The Great Commandment

November 29, 2021

But when the Pharisees heard that He had silenced the Sadducees, they gathered together. Then one of them, a lawyer, asked Him a question, testing Him, and saying, “Teacher, which is the great commandment in the law?” Jesus said to him, “‘You shall love the Lord your God with all your heart, with all your soul, and with all your mind’. This is the first and great commandment. And the second is like it: ‘You shall love your neighbor as yourself.’ On these two commandments hang all the Law and the Prophets” (Matthew 22:34-40).

A lawyer was a scribe (Mark 12:28). Scribes were educated men skilled in interpreting Mosaic Law. This scribe had heard Jesus had silenced the Sadducees and was better qualified to hold a debate with Him. The Pharisees sent him to Jesus for the purpose of trapping Him. The genius of his argument is simply which of the 10 Commandments is the greatest, the most important. Should Jesus single out one commandment as the most important He would negate the importance of the other 9.

This is a classic example of people putting their own values on the Word of God, like the Samaritans. They were not despised just because they were half-breeds. They were despised because in their religion they accepted certain parts of the Mosaic Law and rejected others. We see and hear the same thing in many areas of Christianity today. We tend to forget, All Scripture is given by inspiration of God, and is profitable for doctrine, for reproof, for correction, for instruction in righteousness, that the man of God may be complete, thoroughly equipped for every good work (2 Timothy 3:16-17).

Jesus argued that all of the Mosaic Law was inspired by God and therefore every aspect of the Law was equal in authority. Moses brought down 2 tablets of stone with God’s Law written on them. One tablet of stone contained God’s spiritual law, the other God’s moral law.
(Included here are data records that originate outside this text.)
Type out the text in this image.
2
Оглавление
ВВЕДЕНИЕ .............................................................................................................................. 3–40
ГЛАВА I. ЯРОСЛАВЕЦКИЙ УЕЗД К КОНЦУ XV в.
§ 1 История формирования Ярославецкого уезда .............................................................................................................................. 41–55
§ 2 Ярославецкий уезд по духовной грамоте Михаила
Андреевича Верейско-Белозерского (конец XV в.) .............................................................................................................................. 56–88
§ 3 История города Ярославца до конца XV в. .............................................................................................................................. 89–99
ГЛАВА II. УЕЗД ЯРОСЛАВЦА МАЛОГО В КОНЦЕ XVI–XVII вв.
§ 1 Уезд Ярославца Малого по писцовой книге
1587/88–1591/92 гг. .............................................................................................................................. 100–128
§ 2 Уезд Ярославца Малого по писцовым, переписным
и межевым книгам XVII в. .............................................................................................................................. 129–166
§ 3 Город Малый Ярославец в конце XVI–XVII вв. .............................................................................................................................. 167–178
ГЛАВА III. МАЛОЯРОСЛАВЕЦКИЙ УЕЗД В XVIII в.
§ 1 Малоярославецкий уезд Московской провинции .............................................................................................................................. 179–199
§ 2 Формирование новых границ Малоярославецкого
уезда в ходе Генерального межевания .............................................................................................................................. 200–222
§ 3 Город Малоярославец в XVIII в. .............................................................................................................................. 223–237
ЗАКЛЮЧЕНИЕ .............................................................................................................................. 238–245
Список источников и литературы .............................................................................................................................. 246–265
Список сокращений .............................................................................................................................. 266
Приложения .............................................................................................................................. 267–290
To say, You shall love the Lord your God with all your heart . . . soul, and . . . mind, and You shall love your neighbor as yourself, Jesus stipulated the moral law and spiritual law were equal in authority and importance, therefore negating the position and argument of the scribe.

All Scripture includes the Old and the New Testaments. Both Testaments are unified because both Testaments were inspired by the same God. Spiritual truths taught in the New Testament were practiced in the Old and vice versa. Does this mean Christians are to obey the dress code, dietary laws, and ceremonial laws of the Jews? No. These were ceremonial and civil, not spiritual or moral. The New Testament emphasizes the moral law of God. The civil and ceremonial laws were honored by Jesus, but after His death and resurrection, those laws were fulfilled and negated. Christians are not obligated to obey them (Mark 7:19; Acts 10:14-16). But the moral law is retained by Jesus and the Apostles and, therefore, are to be obeyed by Christians.

“Thank You, Lord, for Your wisdom in countering the arguments of those who did not honor Your authority. Give us the same wisdom through Your Holy Spirit to counter the arguments of those who do not honor Your Word or authority today. To Your praise and glory I ask, Amen.”